Na teren szczecińskiej "Dwunastki" funkcjonariusze żandarmerii weszli w środę. Zatrzymali w sumie pięć osób. Z naszych informacji wynika, że to żołnierze z długoletnim stażem. Mieli handlować narkotykami i sterydami. Prokuratura potwierdza, że doszło do zatrzymań, jednak nie chce ujawniać szczegółów związanych ze sprawą.
- Zatrzymanym żołnierzom przedstawiono zarzuty związane z posiadaniem i udzielaniem środków odurzających - odpowiada na pytania Onetu mjr Łukasz Jakuszewski, prokurator del. do Prokuratury Okręgowej w Poznaniu. - Ze względu na dobro śledztwa inne informacje dotyczące tego śledztwa nie mogą być przekazane do opinii publicznej - dodaje.
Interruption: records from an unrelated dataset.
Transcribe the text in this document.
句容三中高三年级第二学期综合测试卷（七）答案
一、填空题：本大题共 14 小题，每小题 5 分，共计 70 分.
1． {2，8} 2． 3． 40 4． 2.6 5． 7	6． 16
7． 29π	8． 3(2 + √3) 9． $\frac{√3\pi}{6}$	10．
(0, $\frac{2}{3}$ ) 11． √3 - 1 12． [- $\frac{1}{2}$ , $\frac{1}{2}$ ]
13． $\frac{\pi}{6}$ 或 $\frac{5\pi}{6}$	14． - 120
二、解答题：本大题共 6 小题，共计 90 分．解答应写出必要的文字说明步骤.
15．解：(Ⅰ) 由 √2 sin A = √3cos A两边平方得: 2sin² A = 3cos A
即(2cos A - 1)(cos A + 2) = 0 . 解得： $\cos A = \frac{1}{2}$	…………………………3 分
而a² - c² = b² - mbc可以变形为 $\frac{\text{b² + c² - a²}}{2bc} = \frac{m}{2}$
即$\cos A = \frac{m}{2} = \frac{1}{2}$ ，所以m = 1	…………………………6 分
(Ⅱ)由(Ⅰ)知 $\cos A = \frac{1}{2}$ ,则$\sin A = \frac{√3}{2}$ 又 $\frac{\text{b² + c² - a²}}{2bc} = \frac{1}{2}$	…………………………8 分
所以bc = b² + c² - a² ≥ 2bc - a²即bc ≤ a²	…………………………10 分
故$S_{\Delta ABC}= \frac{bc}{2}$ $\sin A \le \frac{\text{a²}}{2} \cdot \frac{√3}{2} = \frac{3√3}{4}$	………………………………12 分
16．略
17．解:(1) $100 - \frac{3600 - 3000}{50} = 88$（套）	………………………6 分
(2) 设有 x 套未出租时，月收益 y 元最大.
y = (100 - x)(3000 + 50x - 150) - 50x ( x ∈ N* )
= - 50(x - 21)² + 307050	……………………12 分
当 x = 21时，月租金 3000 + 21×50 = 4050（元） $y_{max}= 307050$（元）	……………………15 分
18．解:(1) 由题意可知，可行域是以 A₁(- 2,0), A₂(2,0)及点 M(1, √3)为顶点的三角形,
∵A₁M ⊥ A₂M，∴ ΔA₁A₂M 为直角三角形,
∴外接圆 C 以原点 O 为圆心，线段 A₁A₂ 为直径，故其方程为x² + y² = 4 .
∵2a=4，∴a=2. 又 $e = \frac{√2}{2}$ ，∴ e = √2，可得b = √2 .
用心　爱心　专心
Przypomnijmy, że w październiku Żandarmeria Wojskowa zatrzymała dwóch innych żołnierzy z powiatu goleniowskiego, którym zarzucono działanie w zorganizowanej siatce przestępczej zajmującej się nie tylko handlem narkotykami, ale również sprowadzaniem ich na teren Polski.
- W sumie ujawniono i zabezpieczono środki odurzające i substancje psychotropowe, amunicję bez wymaganego pozwolenia, przedmioty wykorzystywane do przestępczego procederu, sprzęt teleinformatyczny wykorzystywany do nawiązywania łączności oraz środki finansowe - poinformował wówczas rzecznik Komendanta Oddziału ŻW w Szczecinie, kpt. Piotr Lipka. - Charakter sprawy jest rozwojowy, a w najbliższym czasie możliwe są kolejne zatrzymania w środowisku wojskowym oraz cywilnym - dodał.
Prokuratura zaprzecza jednak, by ostatnie zatrzymania miały związek z tamtą sprawą. - Na obecnym etapie śledztwa nie jest brana pod uwagę wersja o istnieniu zorganizowanej grupy przestępczej - dodaje prok. mjr Jakuszewski.
Nieczysta walka o stanowiska?
W sprawie zatrzymanych żołnierzy pojawiają się też głosy, które mówią, że to część wewnętrznej walki w polskiej armii. - Ostatnio zdarzają się donosy, pomówienia. Są starcia między żołnierzami - mówi nam jeden z wysoko postawionych żołnierzy. - Chodzi o awanse, które w ostatnim czasie miały miejsce. Nie zdziwiłbym się, gdyby tak było w tym przypadku - dodaje.
Za posiadanie i handel narkotykami zatrzymanym żołnierzom grozi od roku do dziesięciu lat więzienia.